OGH: Suchtgifthandel nach § 28a SMG

Bezugspunkt des Suchtgifthandels nach § 28a Abs 1 SMG ist „eine die Grenzmenge (§ 28b) übersteigende Menge“; weil das Wort „übersteigend“ keine Begrenzung nach oben zulässt und das Wort „eine“ nicht als Zahlwort verstanden werden kann, ist bei Additionsvorsatz das Überlassen über die Grenzmenge hinausgehender (geringer) Suchtgiftquanten nicht gesondert § 27 Abs 1 achter Fall, Abs 2 SMG zu subsumieren; nach Erreichen der in § 28a Abs 2 Z 3 SMG gezogenen Grenze ist zudem - wiederum bei entsprechendem Additionsvorsatz - das Vergehen des Suchtgifthandels nach § 28a Abs 1 fünfter Fall, Abs 3 SMG nicht gesondert anzunehmen

26. 11. 2018
Gesetze:   § 28a SMG, § 28b SMG, § 27 SMG
Schlagworte: Suchtgifthandel, Additionsvorsatz

 
GZ 12 Os 78/18i, 23.08.2018
 
OGH: Bezugspunkt des Suchtgifthandels nach § 28a Abs 1 SMG ist „eine die Grenzmenge (§ 28b) übersteigende Menge“. Weil das Wort „übersteigend“ keine Begrenzung nach oben zulässt und das Wort „eine“ nicht als Zahlwort verstanden werden kann, ist daher ausgehend von dem hier festgestellten Additionsvorsatz des Marcus R***** das Überlassen über die Grenzmenge hinausgehender (geringer) Suchtgiftquanten nicht gesondert § 27 Abs 1 achter Fall, Abs 2 SMG zu subsumieren (vgl B./I./2./a./ und B./I./2./b./).

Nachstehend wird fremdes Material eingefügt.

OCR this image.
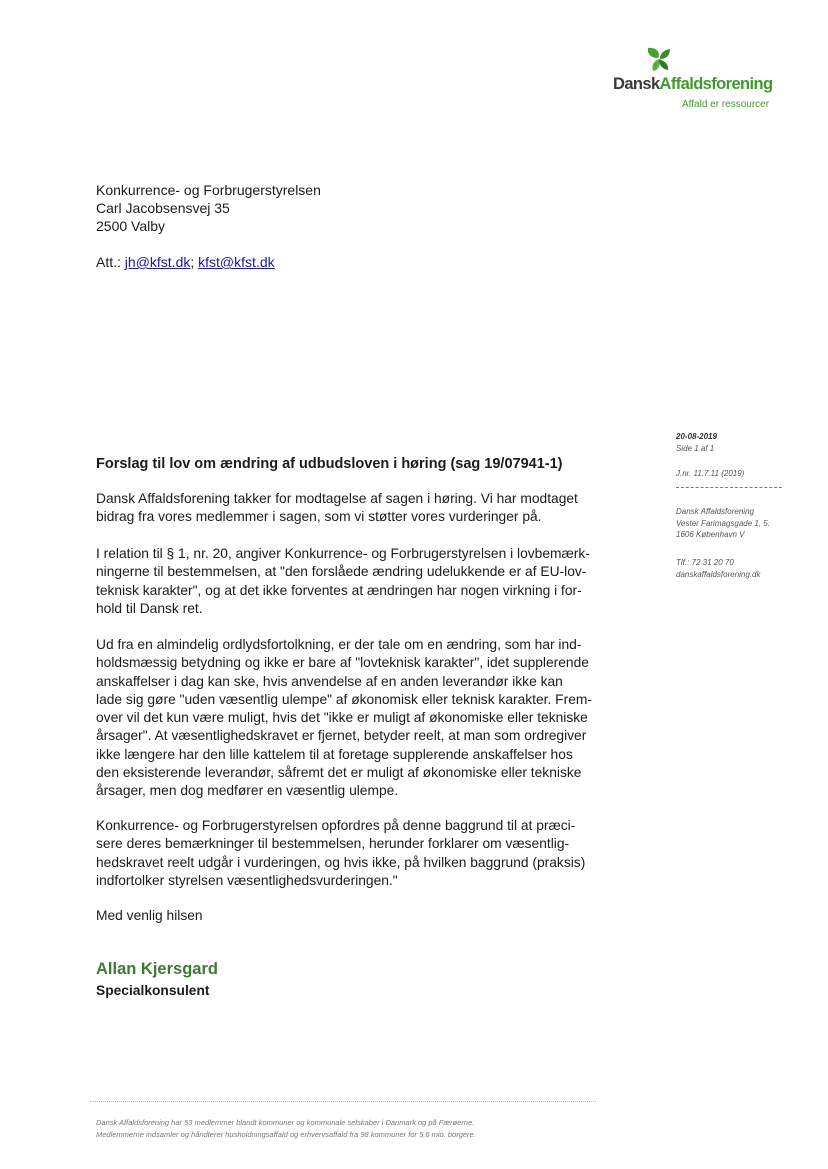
DanskAffaldsforening
Affald er ressourcer
Konkurrence- og Forbrugerstyrelsen
Carl Jacobsensvej 35
2500 Valby
Att.: jh@kfst.dk; kfst@kfst.dk
20-08-2019
Side 1 af 1
J.nr. 11.7.11 (2019)
Dansk Affaldsforening
Vester Farimagsgade 1, 5.
1606 København V
Tlf.: 72 31 20 70
danskaffaldsforening.dk
Forslag til lov om ændring af udbudsloven i høring (sag 19/07941-1)
Dansk Affaldsforening takker for modtagelse af sagen i høring. Vi har modtaget
bidrag fra vores medlemmer i sagen, som vi støtter vores vurderinger på.
I relation til § 1, nr. 20, angiver Konkurrence- og Forbrugerstyrelsen i lovbemærk-
ningerne til bestemmelsen, at "den forslåede ændring udelukkende er af EU-lov-
teknisk karakter", og at det ikke forventes at ændringen har nogen virkning i for-
hold til Dansk ret.
Ud fra en almindelig ordlydsfortolkning, er der tale om en ændring, som har ind-
holdsmæssig betydning og ikke er bare af "lovteknisk karakter", idet supplerende
anskaffelser i dag kan ske, hvis anvendelse af en anden leverandør ikke kan
lade sig gøre "uden væsentlig ulempe" af økonomisk eller teknisk karakter. Frem-
over vil det kun være muligt, hvis det "ikke er muligt af økonomiske eller tekniske
årsager". At væsentlighedskravet er fjernet, betyder reelt, at man som ordregiver
ikke længere har den lille kattelem til at foretage supplerende anskaffelser hos
den eksisterende leverandør, såfremt det er muligt af økonomiske eller tekniske
årsager, men dog medfører en væsentlig ulempe.
Konkurrence- og Forbrugerstyrelsen opfordres på denne baggrund til at præci-
sere deres bemærkninger til bestemmelsen, herunder forklarer om væsentlig-
hedskravet reelt udgår i vurderingen, og hvis ikke, på hvilken baggrund (praksis)
indfortolker styrelsen væsentlighedsvurderingen."
Med venlig hilsen
Allan Kjersgard
Specialkonsulent
Dansk Affaldsforening har 53 medlemmer blandt kommuner og kommunale selskaber i Danmark og på Færøerne.
Medlemmerne indsamler og håndterer husholdningsaffald og erhvervsaffald fra 98 kommuner for 5,6 mio. borgere.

Nach Erreichen der in § 28a Abs 2 Z 3 SMG gezogenen Grenze (B./I./2./c./) ist zudem – erneut ausgehend vom hier festgestellten, auf das Überschreiten des Fünfzehnfachen der Grenzmenge (§ 28b SMG) bezogenen Additionsvorsatz – das Vergehen des Suchtgifthandels nach § 28a Abs 1 fünfter Fall, Abs 3 SMG (vgl B./I./2./a./ und B./I./2./c./) nicht gesondert anzunehmen.